I am a firm believer in the sacredness of spaces- moments and places that hold powerful memories or meaningful experiences; a moment of connection to the Divine, to the Divine in others, or within yourself. There is profound beauty in the simple, mundane, often overlooked sacred spaces that hold us, hold a piece of our soul. I think that’s why that song jumped out at me; Sampha, the artist, named and shared a sacred space, a piano. This piano was a part of his childhood, and later where he wrote music while he was home caring for his sick mother. Listeners get a glimpse of the memories it holds in his song.
Maybe it’s what I needed, to be shaken, to be reminded to pay attention even during a seemingly uneventful and mundane day, week, or month. There are sacred spaces that we can come back to when we are searching for something, and we often do without noticing it. Spaces that know a part of our soul. Moments that free us up to find a piece of true selves.

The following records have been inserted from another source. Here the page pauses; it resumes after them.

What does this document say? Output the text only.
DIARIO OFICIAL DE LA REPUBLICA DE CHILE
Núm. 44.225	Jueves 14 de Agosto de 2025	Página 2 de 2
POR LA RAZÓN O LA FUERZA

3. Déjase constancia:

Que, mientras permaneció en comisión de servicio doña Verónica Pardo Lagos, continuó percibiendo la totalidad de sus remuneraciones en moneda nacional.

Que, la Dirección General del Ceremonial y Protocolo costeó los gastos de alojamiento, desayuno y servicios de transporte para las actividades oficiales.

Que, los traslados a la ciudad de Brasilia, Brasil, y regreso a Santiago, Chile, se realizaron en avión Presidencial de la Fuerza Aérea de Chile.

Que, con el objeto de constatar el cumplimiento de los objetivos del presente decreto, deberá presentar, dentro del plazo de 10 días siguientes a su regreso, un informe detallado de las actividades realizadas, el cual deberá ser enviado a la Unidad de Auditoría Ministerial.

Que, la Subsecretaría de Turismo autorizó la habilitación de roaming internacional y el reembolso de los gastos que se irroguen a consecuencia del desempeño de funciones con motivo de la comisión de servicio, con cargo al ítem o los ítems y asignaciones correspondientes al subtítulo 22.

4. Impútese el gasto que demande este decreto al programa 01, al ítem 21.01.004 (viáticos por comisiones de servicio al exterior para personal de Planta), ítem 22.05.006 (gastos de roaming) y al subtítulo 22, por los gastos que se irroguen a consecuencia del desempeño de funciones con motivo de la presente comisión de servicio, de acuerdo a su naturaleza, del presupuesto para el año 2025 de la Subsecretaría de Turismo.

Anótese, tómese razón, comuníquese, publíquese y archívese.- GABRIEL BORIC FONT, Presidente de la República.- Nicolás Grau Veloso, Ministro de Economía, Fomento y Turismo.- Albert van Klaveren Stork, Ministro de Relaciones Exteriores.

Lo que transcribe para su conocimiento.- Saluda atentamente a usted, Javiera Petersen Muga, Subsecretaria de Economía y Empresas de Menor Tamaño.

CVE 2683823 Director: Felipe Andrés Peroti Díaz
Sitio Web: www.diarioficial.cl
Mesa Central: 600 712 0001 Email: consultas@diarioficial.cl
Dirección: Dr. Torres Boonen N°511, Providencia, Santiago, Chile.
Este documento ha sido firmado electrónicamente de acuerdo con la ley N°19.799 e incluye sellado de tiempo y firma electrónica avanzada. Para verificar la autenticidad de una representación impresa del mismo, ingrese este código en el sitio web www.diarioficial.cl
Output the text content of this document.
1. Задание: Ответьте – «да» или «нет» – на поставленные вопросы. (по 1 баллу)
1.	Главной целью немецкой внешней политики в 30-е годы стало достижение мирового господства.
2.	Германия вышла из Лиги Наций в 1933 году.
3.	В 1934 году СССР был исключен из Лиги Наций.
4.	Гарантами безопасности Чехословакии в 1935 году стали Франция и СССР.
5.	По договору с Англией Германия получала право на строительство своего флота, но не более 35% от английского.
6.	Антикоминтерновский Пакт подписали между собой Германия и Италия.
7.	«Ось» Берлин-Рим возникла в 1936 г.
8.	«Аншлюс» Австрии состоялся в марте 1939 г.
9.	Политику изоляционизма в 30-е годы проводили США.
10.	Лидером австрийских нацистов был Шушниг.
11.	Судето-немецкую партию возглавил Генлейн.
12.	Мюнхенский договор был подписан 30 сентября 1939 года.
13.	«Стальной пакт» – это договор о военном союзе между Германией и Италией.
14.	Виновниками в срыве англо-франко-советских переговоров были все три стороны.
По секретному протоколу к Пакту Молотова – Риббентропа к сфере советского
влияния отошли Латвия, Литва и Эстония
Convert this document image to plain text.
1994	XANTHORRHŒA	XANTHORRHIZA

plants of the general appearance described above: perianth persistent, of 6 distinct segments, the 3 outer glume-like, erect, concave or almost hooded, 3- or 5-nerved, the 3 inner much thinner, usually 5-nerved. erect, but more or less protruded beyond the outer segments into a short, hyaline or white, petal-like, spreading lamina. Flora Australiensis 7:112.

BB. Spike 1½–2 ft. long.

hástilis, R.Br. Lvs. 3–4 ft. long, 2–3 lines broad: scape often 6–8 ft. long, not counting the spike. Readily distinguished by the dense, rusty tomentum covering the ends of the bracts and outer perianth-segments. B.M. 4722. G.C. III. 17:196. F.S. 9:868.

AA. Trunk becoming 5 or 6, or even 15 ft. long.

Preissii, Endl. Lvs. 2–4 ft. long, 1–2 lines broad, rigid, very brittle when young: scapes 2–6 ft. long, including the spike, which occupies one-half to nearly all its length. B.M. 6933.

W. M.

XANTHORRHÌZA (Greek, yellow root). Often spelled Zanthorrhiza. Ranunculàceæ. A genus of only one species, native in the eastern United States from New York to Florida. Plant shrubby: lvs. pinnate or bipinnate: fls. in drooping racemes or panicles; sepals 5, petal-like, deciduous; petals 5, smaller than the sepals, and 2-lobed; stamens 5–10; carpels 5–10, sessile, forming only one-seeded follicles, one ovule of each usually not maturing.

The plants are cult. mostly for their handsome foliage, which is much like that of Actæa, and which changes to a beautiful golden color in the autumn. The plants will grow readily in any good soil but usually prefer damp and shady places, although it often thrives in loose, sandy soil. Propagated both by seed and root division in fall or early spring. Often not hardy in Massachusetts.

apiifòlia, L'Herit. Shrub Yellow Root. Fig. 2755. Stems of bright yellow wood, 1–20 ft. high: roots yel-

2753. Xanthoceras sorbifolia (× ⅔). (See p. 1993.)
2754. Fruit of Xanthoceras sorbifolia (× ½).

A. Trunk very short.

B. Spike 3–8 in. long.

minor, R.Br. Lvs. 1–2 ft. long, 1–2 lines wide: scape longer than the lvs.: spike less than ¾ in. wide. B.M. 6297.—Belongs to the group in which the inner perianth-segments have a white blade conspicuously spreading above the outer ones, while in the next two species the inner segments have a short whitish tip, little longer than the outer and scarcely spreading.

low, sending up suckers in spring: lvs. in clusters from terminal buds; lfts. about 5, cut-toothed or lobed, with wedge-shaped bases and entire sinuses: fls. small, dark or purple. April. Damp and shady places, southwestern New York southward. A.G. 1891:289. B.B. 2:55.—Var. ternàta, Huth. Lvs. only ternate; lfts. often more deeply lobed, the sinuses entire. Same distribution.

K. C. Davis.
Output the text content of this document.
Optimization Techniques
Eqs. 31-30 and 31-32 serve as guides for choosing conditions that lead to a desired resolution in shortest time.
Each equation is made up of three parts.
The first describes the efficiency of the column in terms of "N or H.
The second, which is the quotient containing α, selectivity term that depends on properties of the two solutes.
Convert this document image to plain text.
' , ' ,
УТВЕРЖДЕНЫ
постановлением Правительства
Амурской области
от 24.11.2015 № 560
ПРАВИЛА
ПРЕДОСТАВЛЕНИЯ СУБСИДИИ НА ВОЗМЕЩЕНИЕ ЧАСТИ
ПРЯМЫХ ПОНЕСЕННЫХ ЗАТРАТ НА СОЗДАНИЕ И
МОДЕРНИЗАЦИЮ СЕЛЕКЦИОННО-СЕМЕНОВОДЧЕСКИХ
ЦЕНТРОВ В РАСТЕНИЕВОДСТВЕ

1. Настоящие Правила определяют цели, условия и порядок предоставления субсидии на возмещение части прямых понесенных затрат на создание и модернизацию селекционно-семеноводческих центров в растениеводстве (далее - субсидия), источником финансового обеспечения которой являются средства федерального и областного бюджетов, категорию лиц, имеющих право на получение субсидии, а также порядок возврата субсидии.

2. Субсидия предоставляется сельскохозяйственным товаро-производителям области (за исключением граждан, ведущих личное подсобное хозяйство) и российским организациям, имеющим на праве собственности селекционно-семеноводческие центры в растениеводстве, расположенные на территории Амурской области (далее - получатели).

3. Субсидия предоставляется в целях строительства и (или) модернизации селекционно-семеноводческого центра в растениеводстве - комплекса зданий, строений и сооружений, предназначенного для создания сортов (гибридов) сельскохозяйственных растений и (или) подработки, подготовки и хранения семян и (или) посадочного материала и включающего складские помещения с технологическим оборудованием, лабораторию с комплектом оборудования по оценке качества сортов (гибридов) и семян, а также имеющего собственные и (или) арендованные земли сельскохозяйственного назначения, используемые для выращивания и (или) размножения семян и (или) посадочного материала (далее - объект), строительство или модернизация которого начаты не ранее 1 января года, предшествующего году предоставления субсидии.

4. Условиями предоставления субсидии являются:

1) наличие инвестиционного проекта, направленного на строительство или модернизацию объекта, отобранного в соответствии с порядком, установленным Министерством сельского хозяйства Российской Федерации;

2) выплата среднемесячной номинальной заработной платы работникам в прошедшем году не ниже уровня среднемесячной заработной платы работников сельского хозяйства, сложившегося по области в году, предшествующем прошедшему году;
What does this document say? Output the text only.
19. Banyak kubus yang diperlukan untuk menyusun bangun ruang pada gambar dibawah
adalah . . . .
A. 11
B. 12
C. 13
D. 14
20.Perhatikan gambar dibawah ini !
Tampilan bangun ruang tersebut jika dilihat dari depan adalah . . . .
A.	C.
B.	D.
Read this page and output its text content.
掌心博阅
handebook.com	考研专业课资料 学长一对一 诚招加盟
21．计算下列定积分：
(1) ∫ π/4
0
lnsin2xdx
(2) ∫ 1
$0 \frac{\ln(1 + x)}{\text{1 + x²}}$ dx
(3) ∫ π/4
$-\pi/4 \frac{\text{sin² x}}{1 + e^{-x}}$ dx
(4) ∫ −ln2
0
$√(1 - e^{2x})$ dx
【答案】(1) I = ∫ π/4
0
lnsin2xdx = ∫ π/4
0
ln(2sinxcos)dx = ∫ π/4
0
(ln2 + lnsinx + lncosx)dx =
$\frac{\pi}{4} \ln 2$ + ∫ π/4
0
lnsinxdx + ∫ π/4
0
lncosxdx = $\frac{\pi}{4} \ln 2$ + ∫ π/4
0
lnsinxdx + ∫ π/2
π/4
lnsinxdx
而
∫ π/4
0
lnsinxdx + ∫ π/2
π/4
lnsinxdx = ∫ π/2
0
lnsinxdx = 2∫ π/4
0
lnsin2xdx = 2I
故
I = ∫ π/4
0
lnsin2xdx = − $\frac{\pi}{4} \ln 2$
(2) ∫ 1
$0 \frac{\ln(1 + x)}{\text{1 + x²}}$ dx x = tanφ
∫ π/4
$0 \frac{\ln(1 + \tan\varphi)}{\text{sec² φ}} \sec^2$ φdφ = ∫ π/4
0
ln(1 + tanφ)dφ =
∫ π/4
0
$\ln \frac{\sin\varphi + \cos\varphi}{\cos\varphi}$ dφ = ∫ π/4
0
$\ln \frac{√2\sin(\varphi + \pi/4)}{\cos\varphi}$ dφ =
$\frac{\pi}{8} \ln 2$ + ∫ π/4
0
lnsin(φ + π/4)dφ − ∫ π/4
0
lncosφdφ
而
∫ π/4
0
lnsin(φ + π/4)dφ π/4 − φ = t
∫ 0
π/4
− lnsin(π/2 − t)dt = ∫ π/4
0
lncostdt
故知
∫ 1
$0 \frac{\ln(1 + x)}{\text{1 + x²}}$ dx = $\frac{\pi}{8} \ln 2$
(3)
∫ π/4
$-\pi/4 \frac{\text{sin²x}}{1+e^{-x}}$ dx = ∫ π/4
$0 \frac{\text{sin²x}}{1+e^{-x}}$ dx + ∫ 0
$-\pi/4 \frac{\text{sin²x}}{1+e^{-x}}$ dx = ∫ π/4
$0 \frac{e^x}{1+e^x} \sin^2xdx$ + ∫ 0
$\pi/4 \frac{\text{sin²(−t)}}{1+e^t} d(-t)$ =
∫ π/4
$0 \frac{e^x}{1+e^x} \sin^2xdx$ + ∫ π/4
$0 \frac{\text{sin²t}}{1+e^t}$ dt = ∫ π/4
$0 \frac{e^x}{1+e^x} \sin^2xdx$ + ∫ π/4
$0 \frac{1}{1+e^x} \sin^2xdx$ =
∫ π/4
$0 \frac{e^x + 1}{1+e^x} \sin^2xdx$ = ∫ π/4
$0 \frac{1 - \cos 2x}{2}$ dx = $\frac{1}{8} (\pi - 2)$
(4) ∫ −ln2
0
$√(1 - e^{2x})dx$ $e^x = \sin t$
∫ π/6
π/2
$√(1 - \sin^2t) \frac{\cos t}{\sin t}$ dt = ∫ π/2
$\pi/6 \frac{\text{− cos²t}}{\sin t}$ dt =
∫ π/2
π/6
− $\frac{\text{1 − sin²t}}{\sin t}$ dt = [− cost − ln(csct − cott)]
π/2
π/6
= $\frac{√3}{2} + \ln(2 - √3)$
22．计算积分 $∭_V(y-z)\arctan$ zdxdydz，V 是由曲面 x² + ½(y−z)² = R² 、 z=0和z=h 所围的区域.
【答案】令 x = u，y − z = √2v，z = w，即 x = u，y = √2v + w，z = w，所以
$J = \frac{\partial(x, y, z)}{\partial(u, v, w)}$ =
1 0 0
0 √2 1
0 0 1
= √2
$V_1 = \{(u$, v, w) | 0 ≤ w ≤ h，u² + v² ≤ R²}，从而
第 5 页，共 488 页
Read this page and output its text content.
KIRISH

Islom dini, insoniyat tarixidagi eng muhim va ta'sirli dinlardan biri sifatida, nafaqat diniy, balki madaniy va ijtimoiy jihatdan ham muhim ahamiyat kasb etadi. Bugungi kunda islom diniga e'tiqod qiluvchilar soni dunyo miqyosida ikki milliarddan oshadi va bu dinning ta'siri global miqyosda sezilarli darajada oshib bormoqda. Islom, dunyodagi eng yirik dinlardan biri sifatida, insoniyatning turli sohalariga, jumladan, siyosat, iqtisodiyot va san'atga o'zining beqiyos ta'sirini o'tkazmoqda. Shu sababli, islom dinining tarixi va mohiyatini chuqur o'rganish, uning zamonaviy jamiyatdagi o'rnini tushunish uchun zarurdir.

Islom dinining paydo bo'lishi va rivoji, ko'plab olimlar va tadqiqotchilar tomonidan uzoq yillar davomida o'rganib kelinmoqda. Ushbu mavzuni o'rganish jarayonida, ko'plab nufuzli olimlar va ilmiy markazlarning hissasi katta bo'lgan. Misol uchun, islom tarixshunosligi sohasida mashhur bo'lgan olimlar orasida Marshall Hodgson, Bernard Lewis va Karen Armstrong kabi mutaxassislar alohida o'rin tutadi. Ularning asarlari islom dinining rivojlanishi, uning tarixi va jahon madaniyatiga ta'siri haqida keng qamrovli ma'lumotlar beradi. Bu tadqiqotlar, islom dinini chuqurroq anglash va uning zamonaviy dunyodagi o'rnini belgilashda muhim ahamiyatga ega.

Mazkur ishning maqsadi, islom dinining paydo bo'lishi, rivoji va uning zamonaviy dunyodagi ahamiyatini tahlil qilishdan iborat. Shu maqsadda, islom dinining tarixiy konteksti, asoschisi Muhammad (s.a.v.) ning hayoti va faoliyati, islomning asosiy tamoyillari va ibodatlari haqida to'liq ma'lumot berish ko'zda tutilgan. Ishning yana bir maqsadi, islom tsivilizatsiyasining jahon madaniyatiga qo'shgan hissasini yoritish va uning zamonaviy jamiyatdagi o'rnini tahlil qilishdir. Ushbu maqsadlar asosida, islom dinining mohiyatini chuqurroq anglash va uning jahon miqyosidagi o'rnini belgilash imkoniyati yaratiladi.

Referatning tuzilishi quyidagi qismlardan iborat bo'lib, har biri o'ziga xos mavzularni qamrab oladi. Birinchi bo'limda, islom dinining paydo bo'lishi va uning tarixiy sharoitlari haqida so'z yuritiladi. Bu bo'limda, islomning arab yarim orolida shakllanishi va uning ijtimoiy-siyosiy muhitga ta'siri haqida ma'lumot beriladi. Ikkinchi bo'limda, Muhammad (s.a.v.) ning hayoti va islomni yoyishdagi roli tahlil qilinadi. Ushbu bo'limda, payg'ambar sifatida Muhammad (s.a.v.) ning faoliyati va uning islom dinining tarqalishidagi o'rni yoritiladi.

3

In a hot cup of chai. In the pavement that knows the rhythm of your tennis shoes running. In the perfect reading chair, familiar to your form. On a dance floor, free from caring who’s watching. In a quite car during a morning commute, or a car full of chatter on the way home from school. On the second branch of the perfect climbing tree. In a paintbrush. In a game. In this church- in weekly conversations with friends in the lobby, in the choir room, in a pew that has known your company for years.
I think Jesus recognized sacred spaces too- time with a child, at a well, on a mountainside, around a table with friends, in a garden alone. And in this weeks text, at a wedding, a party too good to end early. Maybe the band was especially good, playing everyone’s favorite songs. Maybe the dance floor was packed with people letting loose and just enjoying the moment. Maybe the conversations around tables were joyful, life-giving. Maybe this celebration was so much fun, so sacred, no one wanted it to end. They needed more wine.
Notice the sacred spaces that hold a piece of your soul, that know a little bit about who you are. Revisit them- physically or reflectively. Thank God for spaces that hold our true joys and sorrows, because it is there that God holds them too. Thank God for spaces that know who we truly are, because it is there that God reminds us who God created us to be.